When diagnosing ADHD, medical health professionals are looking for 5-6+ different symptoms that fall into either category. Impulsivity and hyperactivity are often grouped. In fact, there are three different types of ADHD, one of which combining hyperactivity and impulsivity.

The first type is known as the predominantly inattentive type (ADHD-PI), the second type is the predominantly hyperactive/impulsive type (ADHD-HI), and the third type is the combined type (ADHD-C).
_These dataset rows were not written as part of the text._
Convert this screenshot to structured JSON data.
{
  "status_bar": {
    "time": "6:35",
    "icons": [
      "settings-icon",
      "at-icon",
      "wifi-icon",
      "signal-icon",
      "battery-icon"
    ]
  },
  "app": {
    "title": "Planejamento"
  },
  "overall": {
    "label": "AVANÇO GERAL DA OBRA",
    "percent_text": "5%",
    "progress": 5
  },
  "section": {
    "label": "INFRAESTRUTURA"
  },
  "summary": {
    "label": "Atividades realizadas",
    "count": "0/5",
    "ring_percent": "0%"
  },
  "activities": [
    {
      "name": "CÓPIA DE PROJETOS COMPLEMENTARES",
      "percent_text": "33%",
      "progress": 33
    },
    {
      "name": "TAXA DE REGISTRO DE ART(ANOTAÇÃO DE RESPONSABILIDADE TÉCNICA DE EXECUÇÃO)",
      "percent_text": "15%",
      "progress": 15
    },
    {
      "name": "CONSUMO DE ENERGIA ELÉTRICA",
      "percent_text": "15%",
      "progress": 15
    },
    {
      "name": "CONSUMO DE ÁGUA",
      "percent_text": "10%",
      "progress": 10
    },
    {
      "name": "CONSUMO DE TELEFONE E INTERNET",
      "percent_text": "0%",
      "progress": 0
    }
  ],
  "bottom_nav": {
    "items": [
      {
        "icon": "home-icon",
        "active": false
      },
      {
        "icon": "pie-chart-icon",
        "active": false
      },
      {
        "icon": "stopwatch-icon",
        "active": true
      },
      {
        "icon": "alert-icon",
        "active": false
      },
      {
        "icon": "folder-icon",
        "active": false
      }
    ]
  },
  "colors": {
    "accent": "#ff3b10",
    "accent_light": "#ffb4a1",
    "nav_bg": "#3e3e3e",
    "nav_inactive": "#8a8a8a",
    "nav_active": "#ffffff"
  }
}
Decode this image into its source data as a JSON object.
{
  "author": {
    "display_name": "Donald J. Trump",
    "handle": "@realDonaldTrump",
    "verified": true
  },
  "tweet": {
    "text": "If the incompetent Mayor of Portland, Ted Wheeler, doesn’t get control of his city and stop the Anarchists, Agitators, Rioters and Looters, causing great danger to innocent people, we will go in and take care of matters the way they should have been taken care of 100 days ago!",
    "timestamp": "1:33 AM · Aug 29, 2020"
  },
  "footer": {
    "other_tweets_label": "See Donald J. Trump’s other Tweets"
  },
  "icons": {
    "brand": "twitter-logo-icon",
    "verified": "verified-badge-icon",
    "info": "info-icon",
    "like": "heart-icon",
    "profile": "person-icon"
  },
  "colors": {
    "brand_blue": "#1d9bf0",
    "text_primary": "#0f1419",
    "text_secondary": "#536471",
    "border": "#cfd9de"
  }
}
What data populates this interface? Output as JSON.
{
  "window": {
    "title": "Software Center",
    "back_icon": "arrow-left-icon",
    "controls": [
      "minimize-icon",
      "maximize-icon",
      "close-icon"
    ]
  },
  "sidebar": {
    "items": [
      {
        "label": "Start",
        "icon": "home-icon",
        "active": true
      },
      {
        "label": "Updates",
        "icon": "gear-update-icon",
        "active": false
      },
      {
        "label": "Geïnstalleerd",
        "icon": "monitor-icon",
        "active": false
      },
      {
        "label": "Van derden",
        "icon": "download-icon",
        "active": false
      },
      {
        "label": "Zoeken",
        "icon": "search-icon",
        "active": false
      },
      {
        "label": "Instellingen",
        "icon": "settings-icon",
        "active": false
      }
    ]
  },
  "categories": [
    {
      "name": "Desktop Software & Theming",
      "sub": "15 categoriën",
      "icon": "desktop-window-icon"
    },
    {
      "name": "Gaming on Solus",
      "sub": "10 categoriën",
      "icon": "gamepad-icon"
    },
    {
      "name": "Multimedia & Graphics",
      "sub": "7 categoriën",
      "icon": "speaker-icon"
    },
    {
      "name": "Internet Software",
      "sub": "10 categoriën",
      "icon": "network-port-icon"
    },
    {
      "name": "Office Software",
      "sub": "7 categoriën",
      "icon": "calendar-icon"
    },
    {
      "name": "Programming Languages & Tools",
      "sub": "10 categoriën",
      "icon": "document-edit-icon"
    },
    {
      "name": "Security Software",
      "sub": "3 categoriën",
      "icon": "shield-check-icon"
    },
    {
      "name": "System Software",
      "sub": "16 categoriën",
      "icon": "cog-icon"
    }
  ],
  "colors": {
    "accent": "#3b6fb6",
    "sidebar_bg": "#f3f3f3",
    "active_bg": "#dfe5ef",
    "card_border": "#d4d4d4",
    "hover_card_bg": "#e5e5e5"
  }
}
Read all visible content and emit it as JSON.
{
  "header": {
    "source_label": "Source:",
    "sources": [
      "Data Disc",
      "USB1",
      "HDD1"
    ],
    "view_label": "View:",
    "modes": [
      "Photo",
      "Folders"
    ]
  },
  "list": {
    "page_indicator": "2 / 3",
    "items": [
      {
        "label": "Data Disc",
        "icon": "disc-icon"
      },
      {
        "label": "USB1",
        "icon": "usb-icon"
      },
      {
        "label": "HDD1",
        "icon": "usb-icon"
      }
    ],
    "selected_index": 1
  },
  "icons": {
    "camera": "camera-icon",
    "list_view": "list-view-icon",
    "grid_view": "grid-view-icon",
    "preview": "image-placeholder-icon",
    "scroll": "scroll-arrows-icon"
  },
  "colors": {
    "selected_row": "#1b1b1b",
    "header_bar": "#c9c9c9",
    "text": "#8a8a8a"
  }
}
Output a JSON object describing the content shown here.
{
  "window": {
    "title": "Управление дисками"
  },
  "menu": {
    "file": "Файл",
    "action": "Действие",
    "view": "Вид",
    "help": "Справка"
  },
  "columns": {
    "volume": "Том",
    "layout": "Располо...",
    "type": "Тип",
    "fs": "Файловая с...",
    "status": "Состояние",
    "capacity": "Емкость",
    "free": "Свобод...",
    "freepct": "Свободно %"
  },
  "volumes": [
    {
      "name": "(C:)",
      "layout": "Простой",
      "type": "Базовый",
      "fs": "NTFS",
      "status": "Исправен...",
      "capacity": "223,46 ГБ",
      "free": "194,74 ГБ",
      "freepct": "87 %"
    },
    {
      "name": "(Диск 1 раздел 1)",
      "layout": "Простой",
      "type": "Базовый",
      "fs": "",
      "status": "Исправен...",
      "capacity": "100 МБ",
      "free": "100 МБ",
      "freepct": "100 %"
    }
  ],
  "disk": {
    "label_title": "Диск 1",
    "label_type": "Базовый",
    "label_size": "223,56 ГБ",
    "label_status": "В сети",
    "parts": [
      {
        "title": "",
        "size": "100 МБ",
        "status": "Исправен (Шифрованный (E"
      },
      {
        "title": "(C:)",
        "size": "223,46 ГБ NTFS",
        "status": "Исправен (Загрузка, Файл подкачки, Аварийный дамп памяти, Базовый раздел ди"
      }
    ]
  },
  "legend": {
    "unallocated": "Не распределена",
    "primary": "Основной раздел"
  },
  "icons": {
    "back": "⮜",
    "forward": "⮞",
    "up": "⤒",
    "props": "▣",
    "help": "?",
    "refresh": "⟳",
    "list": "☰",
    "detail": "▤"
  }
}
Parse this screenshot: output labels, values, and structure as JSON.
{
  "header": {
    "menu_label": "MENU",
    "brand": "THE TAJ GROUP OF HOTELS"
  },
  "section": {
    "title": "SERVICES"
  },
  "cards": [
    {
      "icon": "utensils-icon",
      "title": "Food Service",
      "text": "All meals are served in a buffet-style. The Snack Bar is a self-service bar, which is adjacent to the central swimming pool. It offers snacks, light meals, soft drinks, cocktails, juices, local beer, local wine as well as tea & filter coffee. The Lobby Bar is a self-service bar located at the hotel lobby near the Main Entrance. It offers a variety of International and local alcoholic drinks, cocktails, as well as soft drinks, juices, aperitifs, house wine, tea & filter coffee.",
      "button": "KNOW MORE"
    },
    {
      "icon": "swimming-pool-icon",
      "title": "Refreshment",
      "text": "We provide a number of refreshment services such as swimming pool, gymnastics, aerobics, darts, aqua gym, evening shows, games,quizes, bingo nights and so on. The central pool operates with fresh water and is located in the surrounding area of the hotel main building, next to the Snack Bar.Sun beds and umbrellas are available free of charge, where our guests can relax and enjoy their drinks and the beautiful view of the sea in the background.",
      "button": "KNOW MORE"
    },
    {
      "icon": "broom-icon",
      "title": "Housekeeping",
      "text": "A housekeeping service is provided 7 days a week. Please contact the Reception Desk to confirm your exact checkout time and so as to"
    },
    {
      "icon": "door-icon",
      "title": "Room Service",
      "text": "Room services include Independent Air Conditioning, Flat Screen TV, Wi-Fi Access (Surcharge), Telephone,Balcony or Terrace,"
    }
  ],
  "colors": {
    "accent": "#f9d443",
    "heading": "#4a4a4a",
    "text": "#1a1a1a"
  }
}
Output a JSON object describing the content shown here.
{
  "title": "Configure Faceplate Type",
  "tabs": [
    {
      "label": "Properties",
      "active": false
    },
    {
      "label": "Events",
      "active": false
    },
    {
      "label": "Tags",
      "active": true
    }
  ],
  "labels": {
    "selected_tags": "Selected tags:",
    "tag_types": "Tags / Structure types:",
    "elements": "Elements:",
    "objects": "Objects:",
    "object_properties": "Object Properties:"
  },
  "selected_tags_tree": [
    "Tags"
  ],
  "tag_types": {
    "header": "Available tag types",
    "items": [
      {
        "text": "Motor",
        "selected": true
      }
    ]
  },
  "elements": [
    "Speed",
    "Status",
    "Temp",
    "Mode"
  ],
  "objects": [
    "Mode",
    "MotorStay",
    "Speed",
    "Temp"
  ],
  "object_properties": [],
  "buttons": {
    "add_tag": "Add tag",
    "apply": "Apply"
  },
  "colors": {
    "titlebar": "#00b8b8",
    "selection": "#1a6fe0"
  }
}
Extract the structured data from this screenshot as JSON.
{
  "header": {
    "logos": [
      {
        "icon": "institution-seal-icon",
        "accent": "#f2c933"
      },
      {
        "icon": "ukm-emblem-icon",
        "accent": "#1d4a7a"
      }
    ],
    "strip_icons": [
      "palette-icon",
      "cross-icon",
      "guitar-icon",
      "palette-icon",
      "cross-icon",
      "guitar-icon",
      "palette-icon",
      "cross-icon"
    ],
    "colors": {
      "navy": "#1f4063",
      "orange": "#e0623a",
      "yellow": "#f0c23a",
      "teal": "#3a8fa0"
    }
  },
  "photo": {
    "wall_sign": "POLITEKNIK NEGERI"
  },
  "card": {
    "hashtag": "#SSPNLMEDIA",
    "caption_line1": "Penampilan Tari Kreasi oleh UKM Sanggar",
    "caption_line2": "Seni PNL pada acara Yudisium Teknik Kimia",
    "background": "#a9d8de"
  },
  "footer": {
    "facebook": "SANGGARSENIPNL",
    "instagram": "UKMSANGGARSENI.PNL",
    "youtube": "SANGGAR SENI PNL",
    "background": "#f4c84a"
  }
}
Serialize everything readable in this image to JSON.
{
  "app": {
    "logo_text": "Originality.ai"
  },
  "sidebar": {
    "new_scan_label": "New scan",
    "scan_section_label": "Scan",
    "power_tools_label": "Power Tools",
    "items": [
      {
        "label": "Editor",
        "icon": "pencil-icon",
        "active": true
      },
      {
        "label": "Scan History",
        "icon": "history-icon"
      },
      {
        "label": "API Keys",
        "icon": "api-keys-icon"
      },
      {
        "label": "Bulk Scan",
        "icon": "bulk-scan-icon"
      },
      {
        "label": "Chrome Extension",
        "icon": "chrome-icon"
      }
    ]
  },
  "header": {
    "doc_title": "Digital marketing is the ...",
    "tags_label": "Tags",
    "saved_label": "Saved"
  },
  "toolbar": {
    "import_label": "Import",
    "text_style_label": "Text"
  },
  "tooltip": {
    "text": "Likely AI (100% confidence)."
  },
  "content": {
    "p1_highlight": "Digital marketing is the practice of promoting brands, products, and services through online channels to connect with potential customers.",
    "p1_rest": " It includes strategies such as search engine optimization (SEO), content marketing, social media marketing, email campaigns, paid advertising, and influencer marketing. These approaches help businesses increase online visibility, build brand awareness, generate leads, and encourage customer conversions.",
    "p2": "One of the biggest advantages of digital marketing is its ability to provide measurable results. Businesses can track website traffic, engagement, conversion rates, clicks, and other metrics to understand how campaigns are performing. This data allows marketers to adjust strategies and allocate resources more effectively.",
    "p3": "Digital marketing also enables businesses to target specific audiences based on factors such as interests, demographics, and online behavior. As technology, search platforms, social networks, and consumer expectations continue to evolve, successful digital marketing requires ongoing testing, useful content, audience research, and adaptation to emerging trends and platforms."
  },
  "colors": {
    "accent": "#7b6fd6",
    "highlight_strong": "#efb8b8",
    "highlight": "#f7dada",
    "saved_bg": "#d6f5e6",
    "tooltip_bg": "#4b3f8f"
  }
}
The combined type is reserved for individuals experiencing symptoms in all categories.

That’s not the only thing doctors look for when diagnosing ADHD. They also need to confirm that several symptoms were present before the age of 12, that the symptoms are present in multiple settings (school, work, home), that the symptoms interfere with the individual’s ability to lead a normal life, and that the symptoms aren’t a result of another mental health disorder, such as schizophrenia.


OCD, also known as obsessive-compulsive disorder, is a mental health disorder that affects nearly 1 in 40 adults (2.3% of the population) and 1 in 100 children. Much like ADHD, researchers have yet to find a cure for OCD, but there are various ways to treat it.

As far as the symptoms are concerned, individuals with obsessive-compulsive disorder have one of two major symptoms -- obsessions and compulsions. It’s a disorder that affects how someone thinks, feels, acts, behaves, and ultimately lives.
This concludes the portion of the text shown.